Sunday, October 21, 2007

Stillness behind, below, between, and inside

Two things, linked:

1. Yesterday, I got around to listening to this podcast at Speaking of Faith. It is an interview of Matthew Sanford, a yoga teacher who has been paraplegic since he was in a car accident at the age of 13. The entire interview is well worth the time needed to listen to it, but one of the points he made in several different ways really resonated with me: that there is, at the core of us, a quality of experience he calls "silence" that he learned to discover, and then to perceive even in the active aspects of his life in the body and mind. I won't try to elaborate on his point, as I wouldn't do it justice. Listen to the interview.

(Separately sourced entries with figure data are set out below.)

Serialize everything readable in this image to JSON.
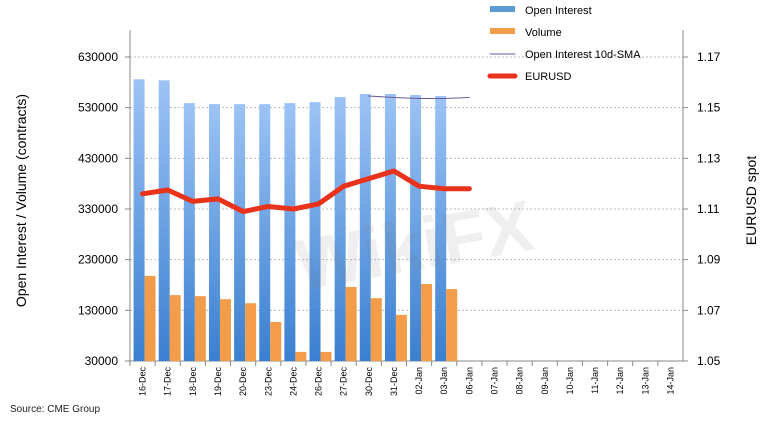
{
  "chart_data": {
    "type": "bar",
    "categories": [
      "16-Dec",
      "17-Dec",
      "18-Dec",
      "19-Dec",
      "20-Dec",
      "23-Dec",
      "24-Dec",
      "26-Dec",
      "27-Dec",
      "30-Dec",
      "31-Dec",
      "02-Jan",
      "03-Jan",
      "06-Jan",
      "07-Jan",
      "08-Jan",
      "09-Jan",
      "10-Jan",
      "11-Jan",
      "12-Jan",
      "13-Jan",
      "14-Jan"
    ],
    "series": [
      {
        "name": "Open Interest",
        "type": "bar",
        "axis": "left",
        "color": "#5b9bd5",
        "values": [
          586000,
          584000,
          539000,
          537000,
          537000,
          537000,
          539000,
          541000,
          551000,
          557000,
          557000,
          555000,
          553000,
          null,
          null,
          null,
          null,
          null,
          null,
          null,
          null,
          null
        ]
      },
      {
        "name": "Volume",
        "type": "bar",
        "axis": "left",
        "color": "#f39c4a",
        "values": [
          198000,
          160000,
          158000,
          152000,
          144000,
          107000,
          48000,
          48000,
          176000,
          154000,
          121000,
          182000,
          172000,
          null,
          null,
          null,
          null,
          null,
          null,
          null,
          null,
          null
        ]
      },
      {
        "name": "Open Interest 10d-SMA",
        "type": "line",
        "axis": "left",
        "color": "#6a5a9e",
        "values": [
          null,
          null,
          null,
          null,
          null,
          null,
          null,
          null,
          null,
          553000,
          550000,
          548000,
          548000,
          550000,
          null,
          null,
          null,
          null,
          null,
          null,
          null,
          null
        ]
      },
      {
        "name": "EURUSD",
        "type": "line",
        "axis": "right",
        "color": "#e8321a",
        "values": [
          1.116,
          1.1175,
          1.113,
          1.114,
          1.109,
          1.111,
          1.11,
          1.112,
          1.119,
          1.122,
          1.125,
          1.119,
          1.118,
          1.118,
          null,
          null,
          null,
          null,
          null,
          null,
          null,
          null
        ]
      }
    ],
    "ylabel": "Open Interest / Volume (contracts)",
    "y2label": "EURUSD spot",
    "ylim": [
      30000,
      630000
    ],
    "yticks": [
      "30000",
      "130000",
      "230000",
      "330000",
      "430000",
      "530000",
      "630000"
    ],
    "y2lim": [
      1.05,
      1.17
    ],
    "y2ticks": [
      "1.05",
      "1.07",
      "1.09",
      "1.11",
      "1.13",
      "1.15",
      "1.17"
    ],
    "grid": true,
    "legend": "top-right"
  },
  "source": "Source: CME Group",
  "watermark": "WikiFX"
}
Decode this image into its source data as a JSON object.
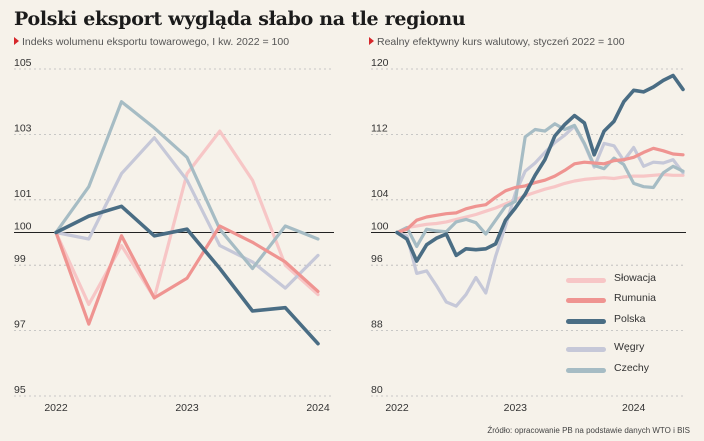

2. Last night, I went to sleep listening to the rain falling on our roof. At some point in the night, I awoke to the sense of absolute silence. Of course, it wasn't really absolute -- I could hear my heart beating, the sound of my breath across my nostrils and through my broncheal tubes, of the shifting of sheets and blankets in the bed. But at some point in the night, the rain had changed to snow, and the snow absorbed all of the sounds that usually form the baseline that my mind has come to accept as "silence" -- traffic from the not-too-distant freeway, that sort of thing.

So this morning, I get up, shower, and decide to do my meditation practice before finishing getting ready for Church.

Usually, my meditation practice starts with about 15 minutes of mind-tennis, as my mind tries to volley with "thought" or "judgment" or "desire" each idea that flies in across the net. Then it settles into a kind of quiet vigilance.

But this time, three or four breaths in, I find this lake of silence. Then, as thoughts or desires or whatever arise, I perceive them clearly against the stillness of the background.

Yoga occurs when a body moves through space aware its interbeing with that same lake of stillness.